In this novel, the human female is often portrayed as passive and compliant. Frankenstein does not appear to be attracted to women and even when he marries Elizabeth he shows little of the passionate interest that he displays towards his science experiments. Although all of the females' roles are small it may be argued that the novel explores Frankenstein's fear of sexuality through his attempt to create a World that excludes women. It has been suggested that, through the novel, Shelly is trying to show that, if men continue to exclude women society will be less successful. Thus, despite writing about meek, subservient women Shelly is actually exploring radical, distinctly feminist ideas. Interestingly the only two females who are bestowed with independent behavior are Safie and the unfinished female creature.
When pages 29 and 30 are examined in detail the reader realises that from a young age Frankenstein was obsessed by Elizabeth's delicate beauty describing her as having been 'a child fairer than pictured cherub-creature who seemed to shed radiance from her looks, and whose form was lighter than the chamois of the hills.' This description reveals Frankenstein's view of Elizabeth as a perfect, angel-like being. Frankenstein enjoys the fact that she is delicate looking and suggests she is delicate and needs protecting. Frankenstein describes Elizabeth as being 'calmer and more concentrated' than himself. He explains that Elizabeth 'busied herself with following the aerial creations of poets.' Here, it almost seems that Frankenstein is mocking Elizabeth for being so na " ive as to enjoy something that is not based on facts and science.

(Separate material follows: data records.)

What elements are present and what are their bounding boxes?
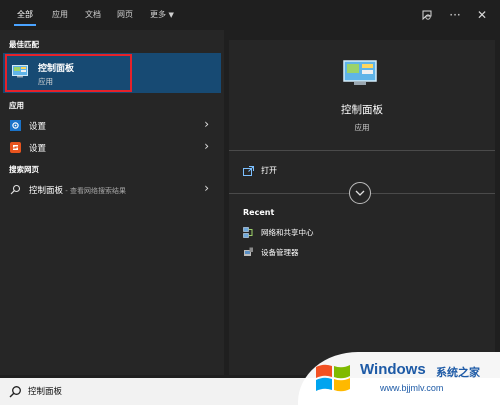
open-icon <box>243 166 254 176</box>
tab-documents[interactable]: 文档 <box>85 9 101 20</box>
web-search-label: 控制面板 - 查看网络搜索结果 <box>29 184 126 196</box>
section-web: 搜索网页 <box>9 165 39 174</box>
more-options-icon[interactable]: ··· <box>446 6 464 24</box>
open-label: 打开 <box>261 166 277 175</box>
divider <box>229 150 495 151</box>
control-panel-icon <box>12 65 28 78</box>
chevron-right-icon[interactable]: › <box>204 117 209 131</box>
list-item-settings-app[interactable]: 设置 › <box>3 137 221 157</box>
network-icon <box>243 227 253 238</box>
watermark-title: Windows <box>360 361 426 378</box>
detail-pane: 控制面板 应用 打开 Recent 网络和共享中心 设备管理器 <box>229 40 495 375</box>
feedback-icon[interactable] <box>418 6 436 24</box>
recent-item-network[interactable]: 网络和共享中心 <box>243 226 443 240</box>
web-search-query: 控制面板 <box>29 186 64 196</box>
results-pane: 最佳匹配 控制面板 应用 应用 设置 › 设置 › 搜索网页 控制面板 - 查看… <box>0 30 224 375</box>
tab-apps[interactable]: 应用 <box>52 9 68 20</box>
chevron-down-icon: ▼ <box>168 11 174 19</box>
device-manager-icon <box>244 247 253 256</box>
web-search-suffix: - 查看网络搜索结果 <box>63 187 126 195</box>
watermark-cn: 系统之家 <box>436 366 480 379</box>
search-input[interactable] <box>28 383 288 399</box>
tab-more[interactable]: 更多 ▼ <box>150 9 174 20</box>
search-tab-bar: 全部 应用 文档 网页 更多 ▼ ··· ✕ <box>0 0 500 30</box>
chevron-down-icon <box>355 190 365 196</box>
search-icon <box>9 386 21 398</box>
section-apps: 应用 <box>9 101 24 110</box>
app-icon <box>10 142 21 153</box>
active-tab-indicator <box>14 24 36 26</box>
settings-icon <box>10 120 21 131</box>
section-best-match: 最佳匹配 <box>9 40 39 49</box>
close-icon[interactable]: ✕ <box>473 6 491 24</box>
best-match-subtitle: 应用 <box>38 77 53 86</box>
list-item-settings[interactable]: 设置 › <box>3 115 221 135</box>
tab-web[interactable]: 网页 <box>117 9 133 20</box>
detail-title: 控制面板 <box>341 104 383 116</box>
list-item-web-search[interactable]: 控制面板 - 查看网络搜索结果 › <box>3 179 221 199</box>
watermark-url: www.bjjmlv.com <box>380 383 444 393</box>
best-match-title: 控制面板 <box>38 64 75 74</box>
recent-item-device-manager[interactable]: 设备管理器 <box>243 246 443 260</box>
watermark: Windows 系统之家 www.bjjmlv.com <box>298 352 500 405</box>
recent-item-label: 网络和共享中心 <box>261 228 314 237</box>
chevron-right-icon[interactable]: › <box>204 181 209 195</box>
tab-more-label: 更多 <box>150 10 166 19</box>
tab-all[interactable]: 全部 <box>17 9 33 20</box>
recent-item-label: 设备管理器 <box>261 248 299 257</box>
expand-button[interactable] <box>349 182 371 204</box>
detail-subtitle: 应用 <box>354 123 370 132</box>
control-panel-large-icon <box>343 60 377 85</box>
list-item-label: 设置 <box>29 144 47 154</box>
chevron-right-icon[interactable]: › <box>204 139 209 153</box>
windows-logo-icon <box>316 364 350 392</box>
best-match-item[interactable] <box>3 53 221 93</box>
recent-heading: Recent <box>243 208 275 217</box>
list-item-label: 设置 <box>29 122 47 132</box>
search-icon <box>10 184 21 195</box>
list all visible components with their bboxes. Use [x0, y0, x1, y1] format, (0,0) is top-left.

This emphasizes the image of women as being ideal, harmless creatures. From the beginning Frankenstein views Elizabeth as little more than a 'pretty present' to, 'protect, love and cherish.' It is interesting to notice that Safie too was presented as a gift to a man (Felix). This idea of the man protecting the female was the stereotypical belief of the time with women being expected to stay at home, have children and raise them. Frankenstein takes this limited female role to an extreme by eradicating the need for a female in the reproduction of life. However, it is interesting to notice that even though he succeeds in creating life, Frankenstein rejects his child and therefore, undeniably fails in bringing up his 'child'. By showing the hideous man made creature as a result of women being obliterated Shelly is suggesting that women are essential to society, since they are more apt at certain jobs and that, until men realise this society will be brutal and dangerous Having seen in the previous passage that Frankenstein delights in Elizabeth's passive, gentle behaviour it is interesting to contrast this with his behaviour at the beginning of Chapter 20 when he destroys the female mate that he was creating to provide the Creature with love and companionship.
In this passage we can learn exactly how women scare Frankenstein by examining the thoughts and feelings that Frankenstein projects upon the female creature. This is particularly significant if you take the female monster as being an epitome of a primitive and unconstrained human female just like the male creature is often thought to symbolism unsuppressed human feelings. Frankenstein justifies destroying the female by realising that she, 'in all probability was to become a thinking and reasoning animal who might refuse to comply with a compact made before her creation.' It is interesting to notice that Frankenstein attributes freewill to this female Creature yet not to Elizabeth. This could explain the contrast in his reactions and suggests that he is afraid of independent, freethinking women and hence he destroys them. Here Shelly is investigating fundamental feminist ideas. Shelly recognises that men are fearful of women with free will and will try to suppress them.
Frankenstein attributes cruel, evil, in-humane characteristics to the beast when he worries that 'she might become ten thousand times more malignant than her mate, and delight, for its own sake, in murder and wretchedness.' This suggests that he views the creature as wicked and has failed to realise, despite the creature's explanation that he is only driven to such grotesque behaviour due to his unhappiness. Frankenstein attributes similar characteristics to the male creature as to the female. Thus Shelly implies that females are not all that different from men and that the helpless compliance that Elizabeth shows is not an inevitable female trait but rather she is like this because, unlike the creature she suppresses her passionate feelings. However, more importantly, Frankenstein denounces the male by suggesting that the female could become more mighty and powerful than men.